Dilihat dari tempat dan keadaannya, maka apa yang berhasil diraih oleh
pesantren tersebut terasa aneh. Yakni tampak sederhana tetapi berhasil
membuahkan karya besar. Apalagi hal itu jika dibanding dengan orientasi
masyarakat saat ini. Masyarakat sekarang ini, umumnya bergerak dari desa
belajar ke kota, yakni ke universitas-universitas. Dan, belum tentu tatkala
kembali ke desa, berhasil melakukan peran-peran sebagaimana yang dimaui
oleh perguruan tinggi yang bersangkutan. Kasus Pesantren Tremas ini justru
kebalikannya. Banyak anak-anak kota, datang ke Pacitan, dengan maksud
belajar di sana. Sepulang dari pesantren itu, mereka menjadi kyai atau
ulama’ dan melakukan peran-peran kepemimpinan untuk masyarakatnya.

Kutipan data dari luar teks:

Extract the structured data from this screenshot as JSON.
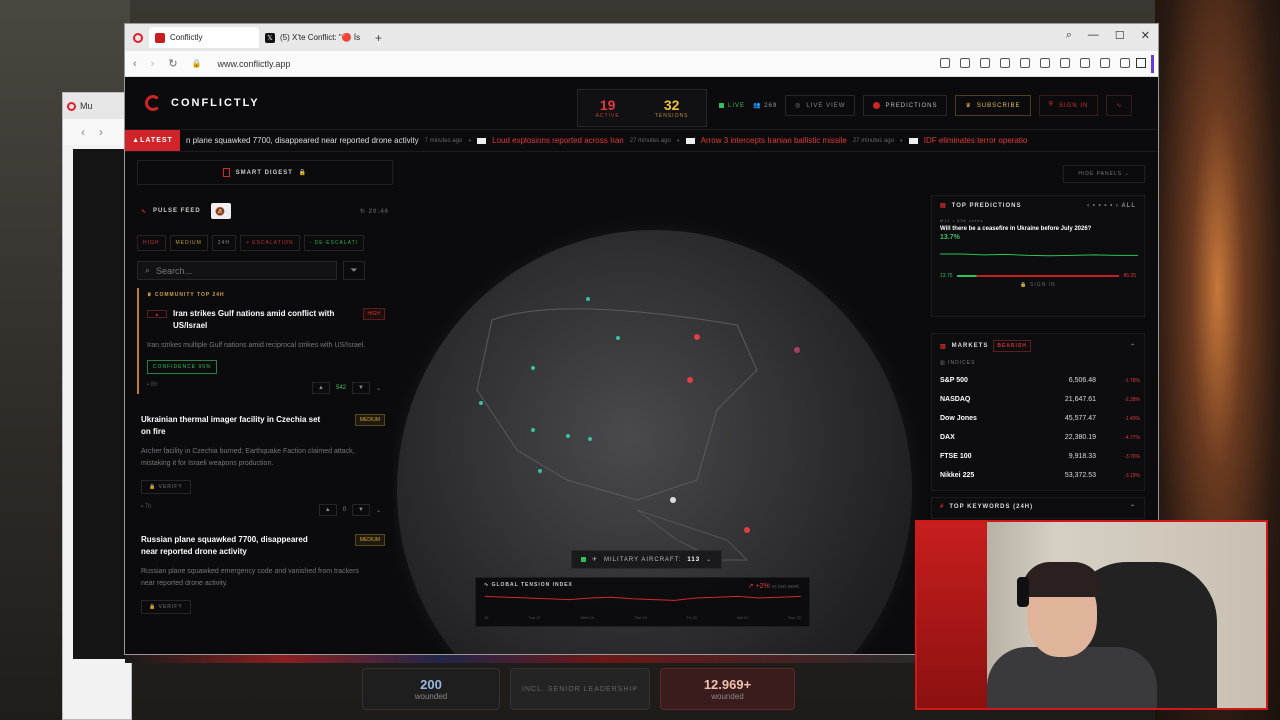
{
  "browser": {
    "tabs": [
      {
        "label": "Conflictly",
        "active": true
      },
      {
        "label": "(5) X'te Conflict: \"🔴 İsrail"
      }
    ],
    "url": "www.conflictly.app",
    "back_window_tab": "Mu"
  },
  "app": {
    "brand": "CONFLICTLY",
    "stats": {
      "active_value": "19",
      "active_label": "ACTIVE",
      "tensions_value": "32",
      "tensions_label": "TENSIONS"
    },
    "live_label": "LIVE",
    "users_count": "269",
    "live_view_label": "LIVE VIEW",
    "predictions_label": "PREDICTIONS",
    "subscribe_label": "SUBSCRIBE",
    "sign_in_label": "SIGN IN",
    "ticker": {
      "latest_label": "LATEST",
      "items": [
        {
          "text": "n plane squawked 7700, disappeared near reported drone activity",
          "ago": "7 minutes ago",
          "red": false
        },
        {
          "text": "Loud explosions reported across Iran",
          "ago": "27 minutes ago",
          "red": true
        },
        {
          "text": "Arrow 3 intercepts Iranian ballistic missile",
          "ago": "27 minutes ago",
          "red": true
        },
        {
          "text": "IDF eliminates terror operatio",
          "ago": "",
          "red": true
        }
      ]
    },
    "smart_digest_label": "SMART DIGEST",
    "pulse_feed": {
      "title": "PULSE FEED",
      "refresh_time": "20:46",
      "filters": [
        "HIGH",
        "MEDIUM",
        "24H",
        "+ ESCALATION",
        "- DE-ESCALATI"
      ],
      "search_placeholder": "Search...",
      "community_label": "COMMUNITY TOP 24H",
      "cards": [
        {
          "title": "Iran strikes Gulf nations amid conflict with US/Israel",
          "severity": "HIGH",
          "body": "Iran strikes multiple Gulf nations amid reciprocal strikes with US/Israel.",
          "confidence": "CONFIDENCE 95%",
          "votes": "542",
          "time": "8h"
        },
        {
          "title": "Ukrainian thermal imager facility in Czechia set on fire",
          "severity": "MEDIUM",
          "body": "Archer facility in Czechia burned; Earthquake Faction claimed attack, mistaking it for Israeli weapons production.",
          "verify": "VERIFY",
          "votes": "0",
          "time": "7h"
        },
        {
          "title": "Russian plane squawked 7700, disappeared near reported drone activity",
          "severity": "MEDIUM",
          "body": "Russian plane squawked emergency code and vanished from trackers near reported drone activity.",
          "verify": "VERIFY"
        }
      ]
    },
    "military_aircraft": {
      "label": "MILITARY AIRCRAFT:",
      "count": "113"
    },
    "tension_index": {
      "title": "GLOBAL TENSION INDEX",
      "change": "+2%",
      "change_suffix": "vs last week",
      "x_labels": [
        "16",
        "Tue 17",
        "Wed 18",
        "Thu 19",
        "Fri 20",
        "Sat 21",
        "Sun 22"
      ],
      "values": [
        62,
        61,
        60,
        59,
        58,
        60,
        61,
        59,
        58,
        57,
        60,
        61,
        62,
        60,
        61,
        62
      ]
    },
    "hide_panels_label": "HIDE PANELS",
    "predictions_panel": {
      "title": "TOP PREDICTIONS",
      "all_label": "ALL",
      "source": "M11",
      "votes": "836 votes",
      "question": "Will there be a ceasefire in Ukraine before July 2026?",
      "probability": "13.7%",
      "low": "13.75",
      "high": "86.25",
      "sign_in": "SIGN IN",
      "values": [
        14,
        14,
        13.8,
        13.9,
        13.7,
        13.6,
        13.7,
        13.8,
        13.7,
        13.7
      ]
    },
    "markets": {
      "title": "MARKETS",
      "sentiment": "BEARISH",
      "section": "INDICES",
      "rows": [
        {
          "name": "S&P 500",
          "value": "6,506.48",
          "change": "-1.78%"
        },
        {
          "name": "NASDAQ",
          "value": "21,647.61",
          "change": "-2.28%"
        },
        {
          "name": "Dow Jones",
          "value": "45,577.47",
          "change": "-1.40%"
        },
        {
          "name": "DAX",
          "value": "22,380.19",
          "change": "-4.77%"
        },
        {
          "name": "FTSE 100",
          "value": "9,918.33",
          "change": "-3.76%"
        },
        {
          "name": "Nikkei 225",
          "value": "53,372.53",
          "change": "-3.19%"
        }
      ]
    },
    "top_keywords": "TOP KEYWORDS (24H)"
  },
  "below": {
    "cards": [
      {
        "value": "200",
        "label": "wounded"
      },
      {
        "value": "",
        "label": "INCL. SENIOR LEADERSHIP"
      },
      {
        "value": "12.969+",
        "label": "wounded"
      }
    ]
  },
  "colors": {
    "accent": "#d0242a",
    "green": "#2ec05a",
    "gold": "#f0c040"
  }
}
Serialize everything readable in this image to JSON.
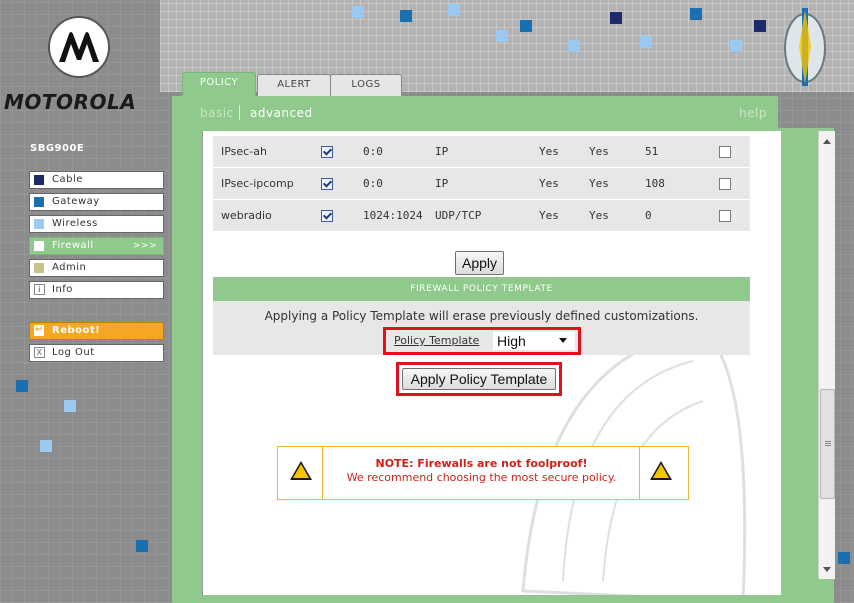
{
  "brand": {
    "name": "MOTOROLA",
    "model": "SBG900E"
  },
  "tabs": [
    {
      "label": "POLICY",
      "active": true
    },
    {
      "label": "ALERT",
      "active": false
    },
    {
      "label": "LOGS",
      "active": false
    }
  ],
  "subnav": {
    "basic": "basic",
    "advanced": "advanced",
    "help": "help"
  },
  "sidebar": {
    "items": [
      {
        "label": "Cable",
        "color": "#1f2a6b"
      },
      {
        "label": "Gateway",
        "color": "#1a6fb0"
      },
      {
        "label": "Wireless",
        "color": "#9cc9ef"
      },
      {
        "label": "Firewall",
        "color": "#ffffff",
        "active": true,
        "suffix": ">>>"
      },
      {
        "label": "Admin",
        "color": "#c8c28a"
      },
      {
        "label": "Info",
        "icon": "i"
      }
    ],
    "reboot": {
      "label": "Reboot!",
      "icon": "↩"
    },
    "logout": {
      "label": "Log Out",
      "icon": "X"
    }
  },
  "rules": [
    {
      "name": "IPsec-ah",
      "enabled": true,
      "ports": "0:0",
      "protocol": "IP",
      "col5": "Yes",
      "col6": "Yes",
      "id": "51",
      "delete": false
    },
    {
      "name": "IPsec-ipcomp",
      "enabled": true,
      "ports": "0:0",
      "protocol": "IP",
      "col5": "Yes",
      "col6": "Yes",
      "id": "108",
      "delete": false
    },
    {
      "name": "webradio",
      "enabled": true,
      "ports": "1024:1024",
      "protocol": "UDP/TCP",
      "col5": "Yes",
      "col6": "Yes",
      "id": "0",
      "delete": false
    }
  ],
  "apply_label": "Apply",
  "template": {
    "header": "FIREWALL POLICY TEMPLATE",
    "message": "Applying a Policy Template will erase previously defined customizations.",
    "label": "Policy Template",
    "selected": "High",
    "apply_label": "Apply Policy Template"
  },
  "note": {
    "title": "NOTE: Firewalls are not foolproof!",
    "subtitle": "We recommend choosing the most secure policy.",
    "icon": "warning-icon"
  },
  "colors": {
    "accent": "#8fc98b",
    "highlight": "#e0101e",
    "warning_text": "#d0211b"
  }
}
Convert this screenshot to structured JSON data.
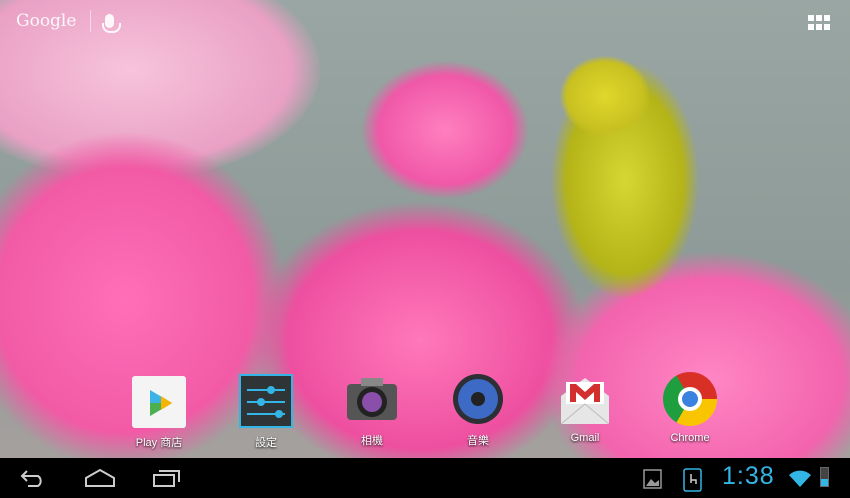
{
  "search": {
    "logo": "Google",
    "mic_icon": "microphone-icon"
  },
  "apps_button": "all-apps-grid-icon",
  "dock": [
    {
      "label": "Play 商店",
      "icon": "play-store-icon"
    },
    {
      "label": "設定",
      "icon": "settings-icon"
    },
    {
      "label": "相機",
      "icon": "camera-icon"
    },
    {
      "label": "音樂",
      "icon": "music-icon"
    },
    {
      "label": "Gmail",
      "icon": "gmail-icon"
    },
    {
      "label": "Chrome",
      "icon": "chrome-icon"
    }
  ],
  "status": {
    "time": "1:38",
    "accent": "#33b5e5"
  }
}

Fenomena tersebut sesungguhnya menggambarkan sebuah tingkat budaya


yang tidak sederhana. Umat Islam ketika itu tatkala memilih tempat belajar
bukan mempertimbangkan tempat di mana lembaga itu berada, melainkan
memilih di mana ada sumber belajar yakni kyai atau ulama yang
menyandang kekayaan ilmu pengetahuan yang tinggi. Pesantren Tremas,
sekalipun jauh dari kota, sehingga sulit dijangkau kendaraan, tetapi tetap
didatangi.

Masyarakat saat ini pada umumnya, jika kita bandingkan dengan tradisi yang
telah dibangun di Tremas, rasanya justru telah mengalami kemunduran. Pada
saat ini banyak orang ketika memilih lembaga pendidikan, hanya
mempertimbangkan hal yang sepele, misalnya dari kemegahan gedungnya,
murah ongkosnya, cepat dan mudah lulus, dan seterusnya. Melihat
kenyataan itu ternyata pesantren justru telah memberikan sumbangan yang
besar dan tepat dalam membangun tradisi pendidikan. Pendidikan pesantren
lebih mengutamakan isi daripada sebatas simbol-simbolnya. Dalam
keadaannya yang sederhana, lembaga pendidikan pesantren berusaha
menumbuh-kembangkan jiwa kemanusiaan ----keimanan, ilmu, akhlak dan
amal sholeh, sebagai bekal kehidupan bagi para alumninya di masa depan.